Europe, on the other hand, entered the crisis with a debt-to-GDP ratio of nearly 70 per cent. Japan is off the charts entirely, with a projected debt this year twice the size of its economy.

And by historic standards, the projected 2010 deficit is not unprecedented. The United States ran up annual budget shortfalls equal to nearly 30 per cent of GDP during the Second World War.

The key to reducing the debt is to break the pattern of ever-higher spending.

Unless the United States tackles the big-ticket budget items, the federal debt is on a course to reach 300 per cent of GDP by 2050, according to a recent study by the Washington-based Center On Budget and Policy Priorities.

And many economists aren't convinced Mr. Obama and Congress are committed to making the tough choices.
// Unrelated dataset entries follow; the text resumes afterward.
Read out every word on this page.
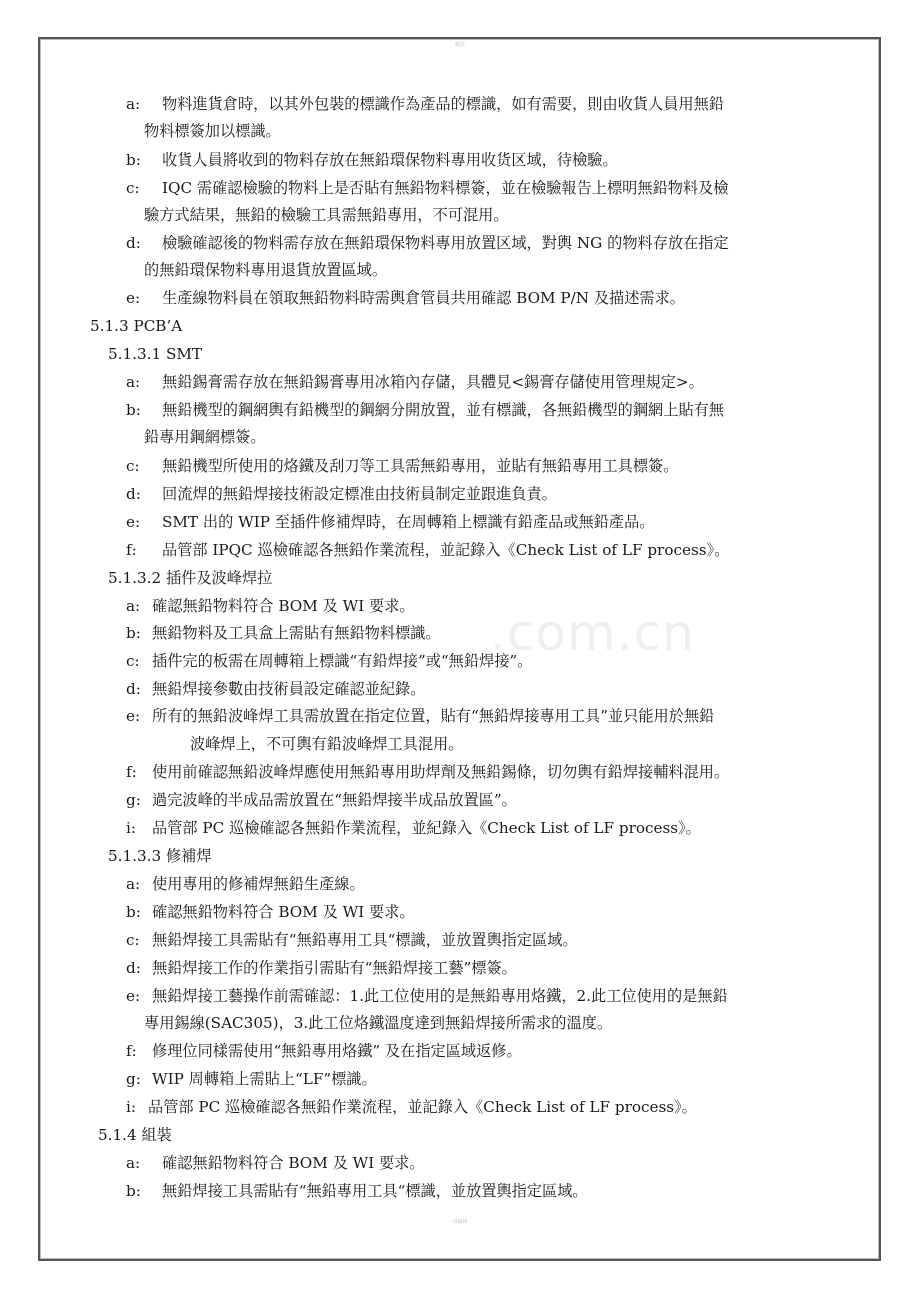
精品
.com.cn
a: 物料進貨倉時，以其外包裝的標識作為產品的標識，如有需要，則由收貨人員用無鉛
物料標簽加以標識。
b: 收貨人員將收到的物料存放在無鉛環保物料專用收货区域，待檢驗。
c: IQC 需確認檢驗的物料上是否貼有無鉛物料標簽，並在檢驗報告上標明無鉛物料及檢
驗方式結果，無鉛的檢驗工具需無鉛專用，不可混用。
d: 檢驗確認後的物料需存放在無鉛環保物料專用放置区域，對輿 NG 的物料存放在指定
的無鉛環保物料專用退貨放置區域。
e: 生產線物料員在領取無鉛物料時需輿倉管員共用確認 BOM P/N 及描述需求。
5.1.3 PCB’A
5.1.3.1 SMT
a: 無鉛錫膏需存放在無鉛錫膏專用冰箱內存儲，具體見<錫膏存儲使用管理規定>。
b: 無鉛機型的鋼網輿有鉛機型的鋼網分開放置，並有標識，各無鉛機型的鋼網上貼有無
鉛專用鋼網標簽。
c: 無鉛機型所使用的烙鐵及刮刀等工具需無鉛專用，並貼有無鉛專用工具標簽。
d: 回流焊的無鉛焊接技術設定標准由技術員制定並跟進負責。
e: SMT 出的 WIP 至插件修補焊時，在周轉箱上標識有鉛產品或無鉛產品。
f: 品管部 IPQC 巡檢確認各無鉛作業流程，並記錄入《Check List of LF process》。
5.1.3.2 插件及波峰焊拉
a: 確認無鉛物料符合 BOM 及 WI 要求。
b: 無鉛物料及工具盒上需貼有無鉛物料標識。
c: 插件完的板需在周轉箱上標識“有鉛焊接”或“無鉛焊接”。
d: 無鉛焊接參數由技術員設定確認並紀錄。
e: 所有的無鉛波峰焊工具需放置在指定位置，貼有“無鉛焊接專用工具”並只能用於無鉛
波峰焊上，不可輿有鉛波峰焊工具混用。
f: 使用前確認無鉛波峰焊應使用無鉛專用助焊劑及無鉛錫條，切勿輿有鉛焊接輔料混用。
g: 過完波峰的半成品需放置在“無鉛焊接半成品放置區”。
i: 品管部 PC 巡檢確認各無鉛作業流程，並紀錄入《Check List of LF process》。
5.1.3.3 修補焊
a: 使用專用的修補焊無鉛生產線。
b: 確認無鉛物料符合 BOM 及 WI 要求。
c: 無鉛焊接工具需貼有“無鉛專用工具“標識，並放置輿指定區域。
d: 無鉛焊接工作的作業指引需貼有“無鉛焊接工藝”標簽。
e: 無鉛焊接工藝操作前需確認：1.此工位使用的是無鉛專用烙鐵，2.此工位使用的是無鉛
專用錫線(SAC305)，3.此工位烙鐵溫度達到無鉛焊接所需求的溫度。
f: 修理位同樣需使用“無鉛專用烙鐵” 及在指定區域返修。
g: WIP 周轉箱上需貼上“LF”標識。
i: 品管部 PC 巡檢確認各無鉛作業流程，並記錄入《Check List of LF process》。
5.1.4 組裝
a: 確認無鉛物料符合 BOM 及 WI 要求。
b: 無鉛焊接工具需貼有“無鉛專用工具“標識，並放置輿指定區域。
可编辑
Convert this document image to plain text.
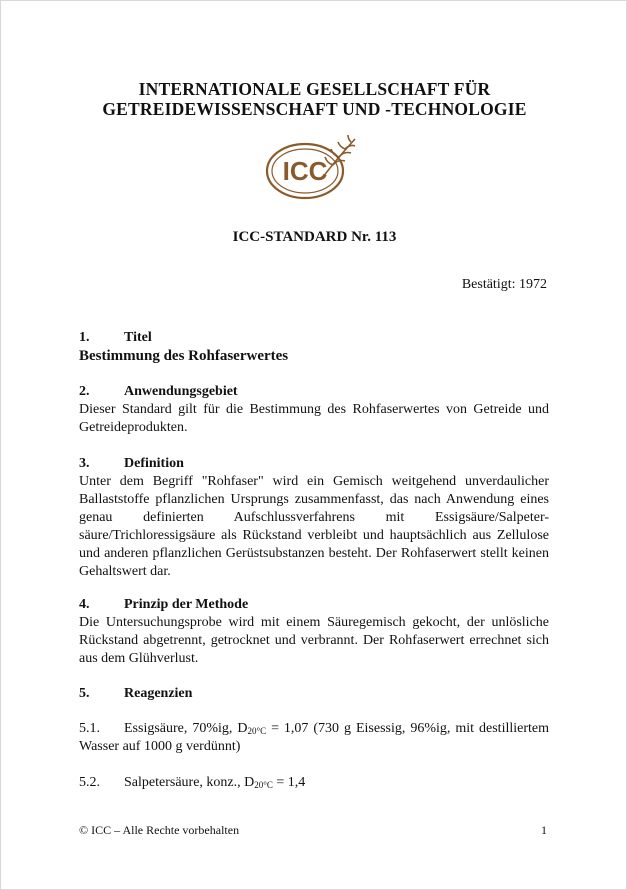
INTERNATIONALE GESELLSCHAFT FÜR
GETREIDEWISSENSCHAFT UND -TECHNOLOGIE
ICC
ICC-STANDARD Nr. 113
Bestätigt: 1972
1. Titel
Bestimmung des Rohfaserwertes
2. Anwendungsgebiet
Dieser Standard gilt für die Bestimmung des Rohfaserwertes von Getreide und Getreideprodukten.
3. Definition
Unter dem Begriff "Rohfaser" wird ein Gemisch weitgehend unverdaulicher Ballaststoffe pflanzlichen Ursprungs zusammenfasst, das nach Anwendung eines genau definierten Aufschlussverfahrens mit Essigsäure/Salpeter-säure/Trichloressigsäure als Rückstand verbleibt und hauptsächlich aus Zellulose und anderen pflanzlichen Gerüstsubstanzen besteht. Der Rohfaserwert stellt keinen Gehaltswert dar.
4. Prinzip der Methode
Die Untersuchungsprobe wird mit einem Säuregemisch gekocht, der unlösliche Rückstand abgetrennt, getrocknet und verbrannt. Der Rohfaserwert errechnet sich aus dem Glühverlust.
5. Reagenzien
5.1. Essigsäure, 70%ig, $D_{20^\circ C} = 1,07$ (730 g Eisessig, 96%ig, mit destilliertem Wasser auf 1000 g verdünnt)
5.2. Salpetersäure, konz., $D_{20^\circ C} = 1,4$
© ICC – Alle Rechte vorbehalten	1
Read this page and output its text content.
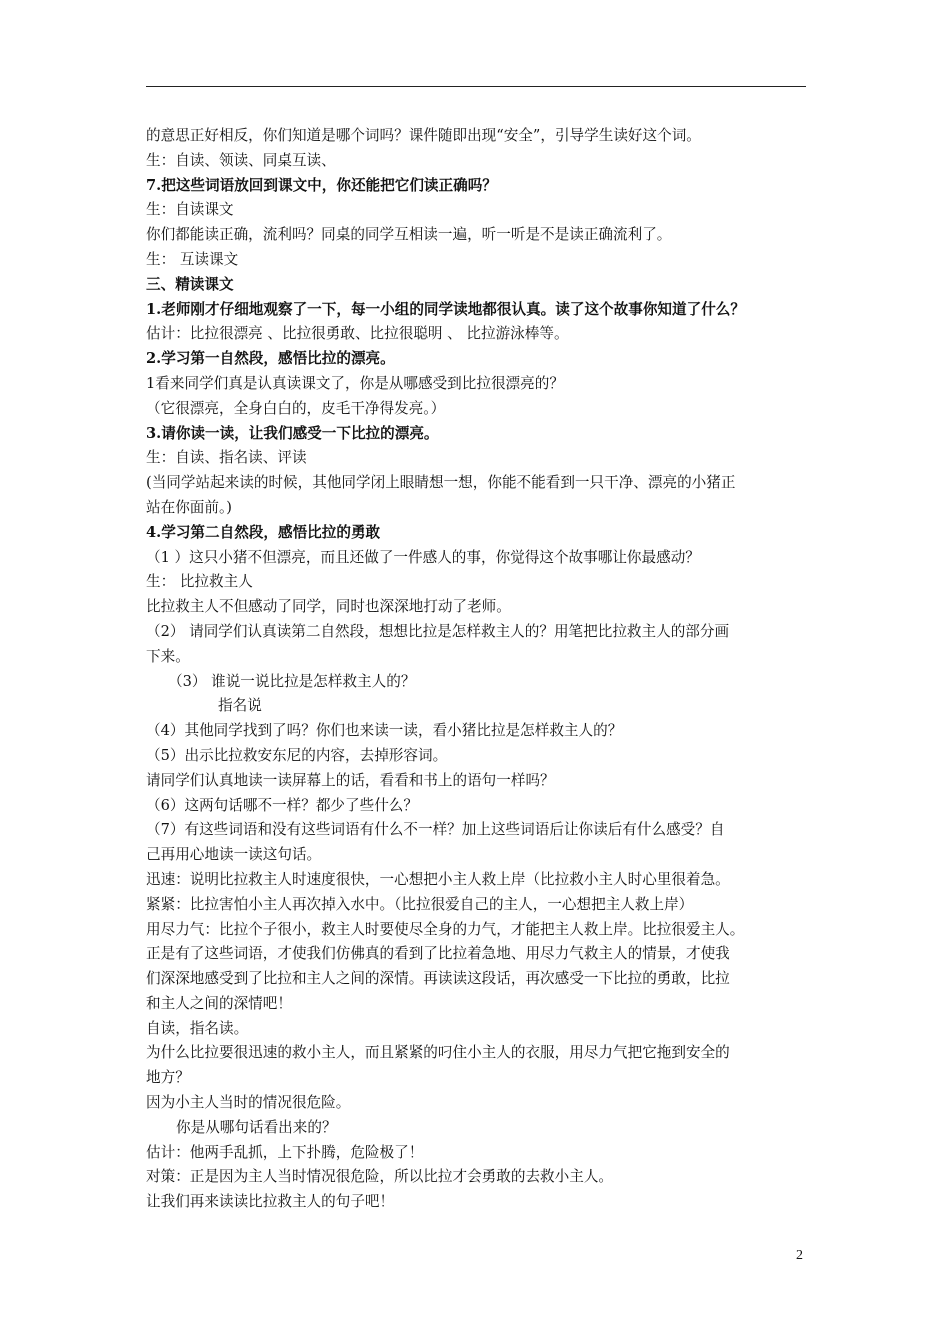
的意思正好相反，你们知道是哪个词吗？课件随即出现“安全”，引导学生读好这个词。
生：自读、领读、同桌互读、
7.把这些词语放回到课文中，你还能把它们读正确吗？
生：自读课文
你们都能读正确，流利吗？同桌的同学互相读一遍，听一听是不是读正确流利了。
生： 互读课文
三、精读课文
1.老师刚才仔细地观察了一下，每一小组的同学读地都很认真。读了这个故事你知道了什么？
估计：比拉很漂亮 、比拉很勇敢、比拉很聪明 、 比拉游泳棒等。
2.学习第一自然段，感悟比拉的漂亮。
1看来同学们真是认真读课文了，你是从哪感受到比拉很漂亮的？
（它很漂亮，全身白白的，皮毛干净得发亮。）
3.请你读一读，让我们感受一下比拉的漂亮。
生：自读、指名读、评读
(当同学站起来读的时候，其他同学闭上眼睛想一想，你能不能看到一只干净、漂亮的小猪正
站在你面前。)
4.学习第二自然段，感悟比拉的勇敢
（1 ）这只小猪不但漂亮，而且还做了一件感人的事，你觉得这个故事哪让你最感动？
生： 比拉救主人
比拉救主人不但感动了同学，同时也深深地打动了老师。
（2） 请同学们认真读第二自然段，想想比拉是怎样救主人的？用笔把比拉救主人的部分画
下来。
（3） 谁说一说比拉是怎样救主人的？
指名说
（4）其他同学找到了吗？你们也来读一读，看小猪比拉是怎样救主人的？
（5）出示比拉救安东尼的内容，去掉形容词。
请同学们认真地读一读屏幕上的话，看看和书上的语句一样吗？
（6）这两句话哪不一样？都少了些什么？
（7）有这些词语和没有这些词语有什么不一样？加上这些词语后让你读后有什么感受？自
己再用心地读一读这句话。
迅速：说明比拉救主人时速度很快，一心想把小主人救上岸（比拉救小主人时心里很着急。
紧紧：比拉害怕小主人再次掉入水中。（比拉很爱自己的主人，一心想把主人救上岸）
用尽力气：比拉个子很小，救主人时要使尽全身的力气，才能把主人救上岸。比拉很爱主人。
正是有了这些词语，才使我们仿佛真的看到了比拉着急地、用尽力气救主人的情景，才使我
们深深地感受到了比拉和主人之间的深情。再读读这段话，再次感受一下比拉的勇敢，比拉
和主人之间的深情吧！
自读，指名读。
为什么比拉要很迅速的救小主人，而且紧紧的叼住小主人的衣服，用尽力气把它拖到安全的
地方？
因为小主人当时的情况很危险。
你是从哪句话看出来的？
估计：他两手乱抓，上下扑腾，危险极了！
对策：正是因为主人当时情况很危险，所以比拉才会勇敢的去救小主人。
让我们再来读读比拉救主人的句子吧！
2
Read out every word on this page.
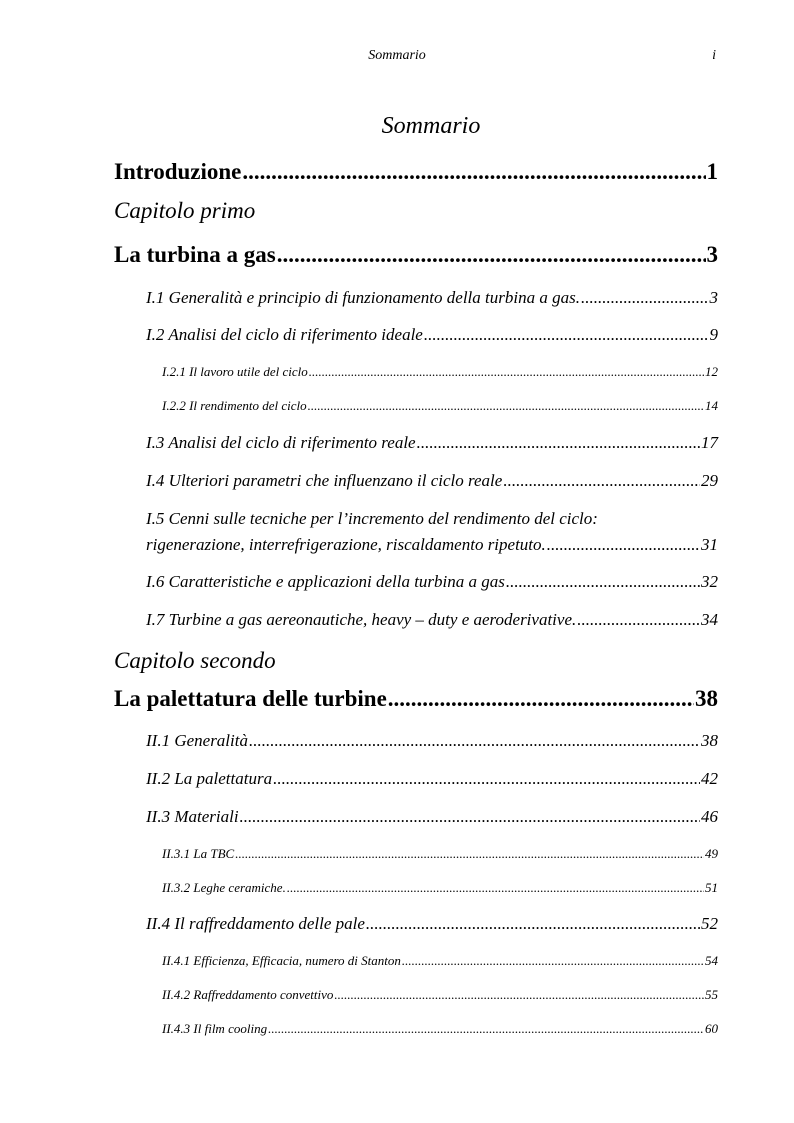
Sommario	i
Sommario
Introduzione .....	1
Capitolo primo
La turbina a gas .....	3
I.1 Generalità e principio di funzionamento della turbina a gas. .....	3
I.2 Analisi del ciclo di riferimento ideale .....	9
I.2.1 Il lavoro utile del ciclo .....	12
I.2.2 Il rendimento del ciclo .....	14
I.3 Analisi del ciclo di riferimento reale .....	17
I.4 Ulteriori parametri che influenzano il ciclo reale .....	29
I.5 Cenni sulle tecniche per l’incremento del rendimento del ciclo:
rigenerazione, interrefrigerazione, riscaldamento ripetuto. .....	31
I.6 Caratteristiche e applicazioni della turbina a gas .....	32
I.7 Turbine a gas aereonautiche, heavy – duty e aeroderivative. .....	34
Capitolo secondo
La palettatura delle turbine .....	38
II.1 Generalità .....	38
II.2 La palettatura .....	42
II.3 Materiali .....	46
II.3.1 La TBC .....	49
II.3.2 Leghe ceramiche. .....	51
II.4 Il raffreddamento delle pale .....	52
II.4.1 Efficienza, Efficacia, numero di Stanton .....	54
II.4.2 Raffreddamento convettivo .....	55
II.4.3 Il film cooling .....	60
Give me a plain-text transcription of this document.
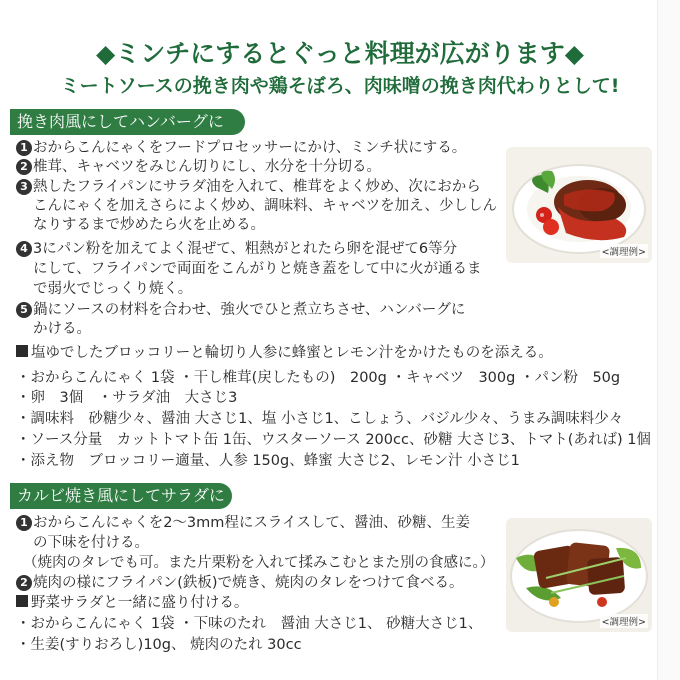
◆ミンチにするとぐっと料理が広がります◆
ミートソースの挽き肉や鶏そぼろ、肉味噌の挽き肉代わりとして!
挽き肉風にしてハンバーグに
1 おからこんにゃくをフードプロセッサーにかけ、ミンチ状にする。
2 椎茸、キャベツをみじん切りにし、水分を十分切る。
3 熱したフライパンにサラダ油を入れて、椎茸をよく炒め、次におから
こんにゃくを加えさらによく炒め、調味料、キャベツを加え、少ししん
なりするまで炒めたら火を止める。
4 3にパン粉を加えてよく混ぜて、粗熱がとれたら卵を混ぜて6等分
にして、フライパンで両面をこんがりと焼き蓋をして中に火が通るま
で弱火でじっくり焼く。
5 鍋にソースの材料を合わせ、強火でひと煮立ちさせ、ハンバーグに
かける。
塩ゆでしたブロッコリーと輪切り人参に蜂蜜とレモン汁をかけたものを添える。
・おからこんにゃく 1袋 ・干し椎茸(戻したもの)　200g ・キャベツ　300g ・パン粉　50g
・卵　3個　・サラダ油　大さじ3
・調味料　砂糖少々、醤油 大さじ1、塩 小さじ1、こしょう、バジル少々、うまみ調味料少々
・ソース分量　カットトマト缶 1缶、ウスターソース 200cc、砂糖 大さじ3、トマト(あれば) 1個
・添え物　ブロッコリー適量、人参 150g、蜂蜜 大さじ2、レモン汁 小さじ1
<調理例>
カルビ焼き風にしてサラダに
1 おからこんにゃくを2〜3mm程にスライスして、醤油、砂糖、生姜
の下味を付ける。
（焼肉のタレでも可。また片栗粉を入れて揉みこむとまた別の食感に。）
2 焼肉の様にフライパン(鉄板)で焼き、焼肉のタレをつけて食べる。
野菜サラダと一緒に盛り付ける。
・おからこんにゃく 1袋 ・下味のたれ　醤油 大さじ1、 砂糖大さじ1、
・生姜(すりおろし)10g、 焼肉のたれ 30cc
<調理例>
"The problem is that politicians like to cut taxes and increase spending, leading to much higher outlays than revenues," pointed out economist Augustine Faucher of Moody's Economy.com in West Chester, Pa. "The math is inescapable."

Mr. Obama's budget, for example, does not directly deal with the single largest contributors to the deficit - rising health-care costs and other government entitlement programs. Growth in the cost of Medicare, Medicaid and Social Security account for all the increase in projected federal spending over the next four decades. But Mr. Obama has vowed not to touch them.

Economists warned that the long-term effects of not reining in the deficit will be higher interest rates, slower growth and inflation.

That scenario may be tough to believe as most borrowers are now enjoying record-low interest rates.

Even White House budget director Peter Orszag acknowledged that interest rates have stayed low in part because demand for loans by everyone except the government has collapsed.

"The U.S. Treasury is basically the last borrower left standing," he said. "You want to make sure that you're getting ahead of the fiscal deficit problem so that you're not crowding out private activity."

But that's unlikely to last indefinitely. Late last year, a Treasury Department advisory panel warned that the yield on 10-year U.S. Treasury bills could spike to 10 per cent over the next decade as the debt swells. That would increase the cost of servicing the debt and lead to higher borrowing costs for consumers and businesses alike.

The other major impact of a runaway deficit is that it could act as a brake on economic growth. A new study by economist Carmen Reinhart of the University of Maryland and Kenneth Rogoff of Harvard University found that the critical threshold of debt-to-GDP for a country is 90 per cent. Beyond that point, debt corrodes economic growth.